Billy managed the breeding program, pairing genetically suited females with males in large tanks.
Over the course of a month he witnessed the courtship and breeding of not just one, but multiple pairs.
The huge milestone is not just one for Aussie Ark, but for the turtles, too, boosting insurance population numbers to secure the survival of the species.
The breeding program began five years ago with eggs collected from the wild to save them from drought and fire, mostly notably during the 2019 Black Summer bushfires.
Manning River release
Last October Aussie Ark released 10 of their captive-bred Manning River turtles back into the Manning River.
Billy says with continued success of the breeding program, it’s hoped even more of the turtles can be returned to their homeland.
This striking, medium-sized freshwater turtle is recognised by its distinct colouring. The Manning River turtle is known for its yellow markings on the underside of its shell and tail, as well as a clear yellow stripe from the jaw down to the neck of the shell.
Habitat & Distribution
The Manning River helmeted turtle is found only on the Mid North Coast of NSW, more particularly, the species is restricted to the middle and upper stretches of the Manning River catchment area. They are found in relatively shallow, clear, continuously fast-flowing rivers with rocky and sandy substrates.
Diet & Behaviour
This species is predominately diurnal, often seen basking on logs, rocks or the river banks near deep pools. Although, nocturnal foraging in shallow areas has been observed. The Manning River turtle is thought to be omnivorous like similar turtle species. It is estimated that this turtle species has a lifespan of approximately 20 years.

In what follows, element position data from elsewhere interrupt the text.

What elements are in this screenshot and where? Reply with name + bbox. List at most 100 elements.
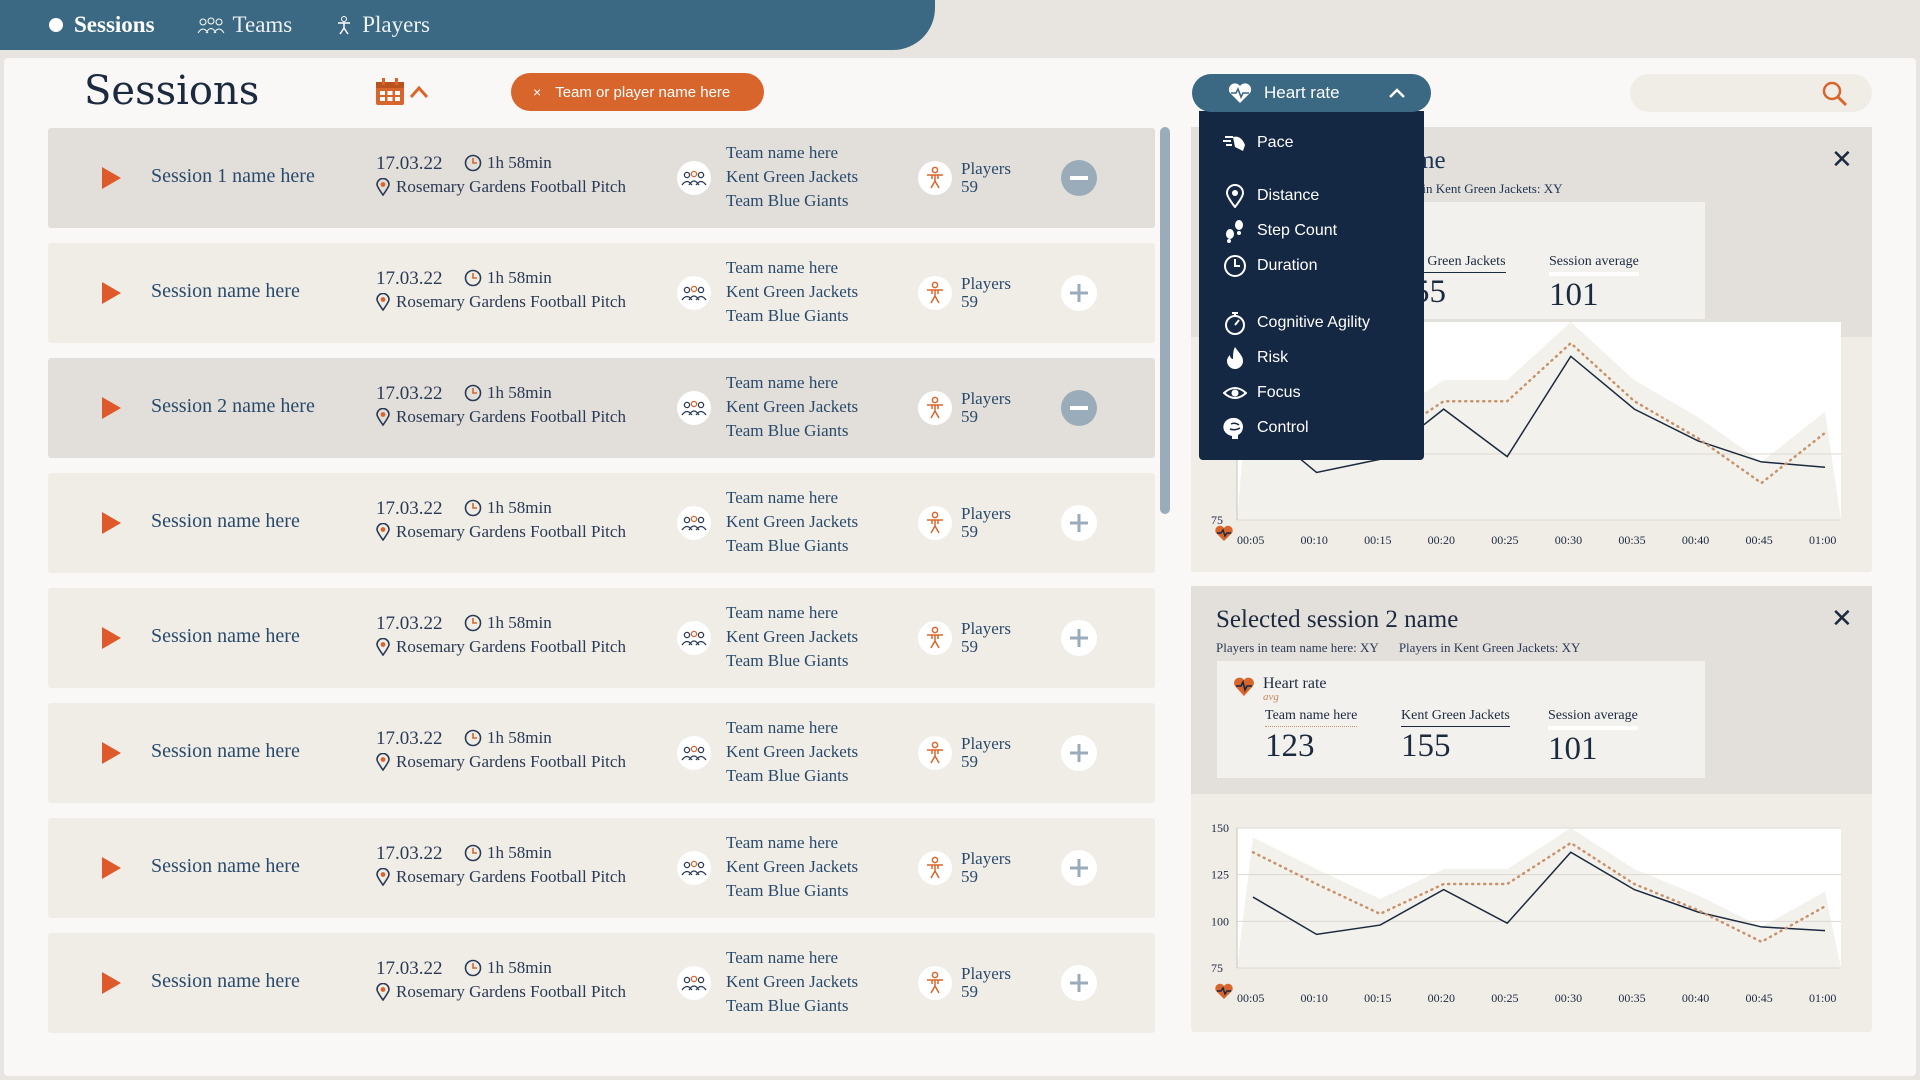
team-name[interactable]: Team Blue Giants: [726, 994, 858, 1018]
filter-chip[interactable]: × Team or player name here: [511, 73, 764, 111]
minus-icon: [1070, 176, 1088, 180]
plus-icon: [1070, 514, 1088, 532]
play-button[interactable]: [102, 282, 121, 304]
clock-icon: [464, 499, 482, 517]
play-button[interactable]: [102, 512, 121, 534]
team-name[interactable]: Team Blue Giants: [726, 879, 858, 903]
location-text: Rosemary Gardens Football Pitch: [396, 752, 626, 771]
session-row[interactable]: Session 1 name here 17.03.22 1h 58min Ro…: [48, 128, 1155, 228]
team-name[interactable]: Team name here: [726, 371, 858, 395]
session-name[interactable]: Session name here: [151, 855, 300, 878]
add-session-button[interactable]: [1061, 735, 1097, 771]
list-scrollbar[interactable]: [1160, 127, 1170, 514]
team-name[interactable]: Kent Green Jackets: [726, 165, 858, 189]
play-button[interactable]: [102, 857, 121, 879]
play-button[interactable]: [102, 167, 121, 189]
session-row[interactable]: Session name here 17.03.22 1h 58min Rose…: [48, 933, 1155, 1033]
team-name[interactable]: Kent Green Jackets: [726, 855, 858, 879]
team-name[interactable]: Kent Green Jackets: [726, 740, 858, 764]
calendar-toggle-button[interactable]: [375, 78, 429, 106]
team-name[interactable]: Team Blue Giants: [726, 649, 858, 673]
metric-dropdown-menu: Pace Distance Step Count Duration Cognit…: [1199, 111, 1424, 460]
session-date: 17.03.22: [376, 153, 443, 174]
y-tick-label: 75: [1211, 961, 1223, 975]
chevron-up-icon: [1389, 88, 1405, 98]
nav-item-players[interactable]: Players: [334, 12, 430, 38]
session-name[interactable]: Session name here: [151, 970, 300, 993]
team-name[interactable]: Team name here: [726, 141, 858, 165]
remove-session-button[interactable]: [1061, 390, 1097, 426]
session-row[interactable]: Session name here 17.03.22 1h 58min Rose…: [48, 473, 1155, 573]
add-session-button[interactable]: [1061, 620, 1097, 656]
session-name[interactable]: Session 1 name here: [151, 165, 315, 188]
chip-close-icon[interactable]: ×: [533, 84, 541, 100]
teams-icon: [681, 170, 707, 186]
team-name[interactable]: Kent Green Jackets: [726, 510, 858, 534]
player-icon: [927, 971, 943, 994]
dropdown-item-duration[interactable]: Duration: [1223, 254, 1317, 278]
add-session-button[interactable]: [1061, 965, 1097, 1001]
session-name[interactable]: Session name here: [151, 740, 300, 763]
session-date: 17.03.22: [376, 958, 443, 979]
play-button[interactable]: [102, 397, 121, 419]
nav-item-sessions[interactable]: Sessions: [46, 12, 155, 38]
session-location: Rosemary Gardens Football Pitch: [376, 637, 626, 657]
search-icon[interactable]: [1822, 81, 1848, 107]
session-teams: Team name here Kent Green Jackets Team B…: [726, 946, 858, 1018]
team-name[interactable]: Team name here: [726, 256, 858, 280]
team-name[interactable]: Team name here: [726, 716, 858, 740]
session-name[interactable]: Session name here: [151, 625, 300, 648]
team-name[interactable]: Team Blue Giants: [726, 189, 858, 213]
session-duration: 1h 58min: [464, 498, 552, 518]
team-name[interactable]: Kent Green Jackets: [726, 625, 858, 649]
dropdown-item-pace[interactable]: Pace: [1223, 131, 1293, 155]
dropdown-item-cognitive-agility[interactable]: Cognitive Agility: [1223, 311, 1370, 335]
metric-dropdown[interactable]: Heart rate: [1192, 74, 1431, 112]
session-name[interactable]: Session 2 name here: [151, 395, 315, 418]
remove-session-button[interactable]: [1061, 160, 1097, 196]
duration-text: 1h 58min: [487, 958, 552, 977]
team-name[interactable]: Team Blue Giants: [726, 304, 858, 328]
dropdown-item-distance[interactable]: Distance: [1223, 184, 1319, 208]
x-tick-label: 00:30: [1555, 533, 1582, 547]
dropdown-item-risk[interactable]: Risk: [1223, 346, 1288, 370]
play-button[interactable]: [102, 972, 121, 994]
team-name[interactable]: Kent Green Jackets: [726, 280, 858, 304]
dropdown-item-step-count[interactable]: Step Count: [1223, 219, 1337, 243]
nav-item-teams[interactable]: Teams: [197, 12, 292, 38]
team-name[interactable]: Team name here: [726, 946, 858, 970]
teams-badge: [677, 851, 711, 885]
session-row[interactable]: Session name here 17.03.22 1h 58min Rose…: [48, 243, 1155, 343]
team-name[interactable]: Team name here: [726, 831, 858, 855]
dropdown-item-control[interactable]: Control: [1223, 416, 1309, 440]
top-navigation: Sessions Teams Players: [0, 0, 935, 50]
add-session-button[interactable]: [1061, 505, 1097, 541]
session-name[interactable]: Session name here: [151, 510, 300, 533]
add-session-button[interactable]: [1061, 275, 1097, 311]
session-name[interactable]: Session name here: [151, 280, 300, 303]
add-session-button[interactable]: [1061, 850, 1097, 886]
location-text: Rosemary Gardens Football Pitch: [396, 407, 626, 426]
y-tick-label: 75: [1211, 513, 1223, 527]
session-row[interactable]: Session name here 17.03.22 1h 58min Rose…: [48, 703, 1155, 803]
team-name[interactable]: Team Blue Giants: [726, 764, 858, 788]
team-name[interactable]: Kent Green Jackets: [726, 395, 858, 419]
team-name[interactable]: Team Blue Giants: [726, 534, 858, 558]
team-name[interactable]: Team name here: [726, 601, 858, 625]
dropdown-item-focus[interactable]: Focus: [1223, 381, 1301, 405]
dropdown-label: Control: [1257, 419, 1309, 436]
session-row[interactable]: Session 2 name here 17.03.22 1h 58min Ro…: [48, 358, 1155, 458]
location-pin-icon: [1225, 184, 1245, 208]
team-name[interactable]: Kent Green Jackets: [726, 970, 858, 994]
session-duration: 1h 58min: [464, 958, 552, 978]
duration-text: 1h 58min: [487, 498, 552, 517]
heart-rate-icon: [1228, 83, 1252, 103]
location-text: Rosemary Gardens Football Pitch: [396, 867, 626, 886]
session-row[interactable]: Session name here 17.03.22 1h 58min Rose…: [48, 588, 1155, 688]
play-button[interactable]: [102, 627, 121, 649]
team-name[interactable]: Team name here: [726, 486, 858, 510]
play-button[interactable]: [102, 742, 121, 764]
team-name[interactable]: Team Blue Giants: [726, 419, 858, 443]
session-row[interactable]: Session name here 17.03.22 1h 58min Rose…: [48, 818, 1155, 918]
x-tick-label: 00:10: [1301, 991, 1328, 1005]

Unfortunately, in recent years the Manning River helmeted turtle has seen a significant decline in numbers, although the full extent is not known. The species faces a range of threats, including predation, illegal poaching, habitat degradation and disease. Foxes not only raid the nests and eat the eggs and young turtles but also the mothers as they are laying them on the river bank. These threats have all drastically reduced the number of surviving individuals and have also left the wild population vulnerable to mass extinction in the face of any catastrophic event that may occur. Water quality, food availability and suitable nesting environments are likely to also have been affected by human use of the land in adjoining areas, causing environmental changes.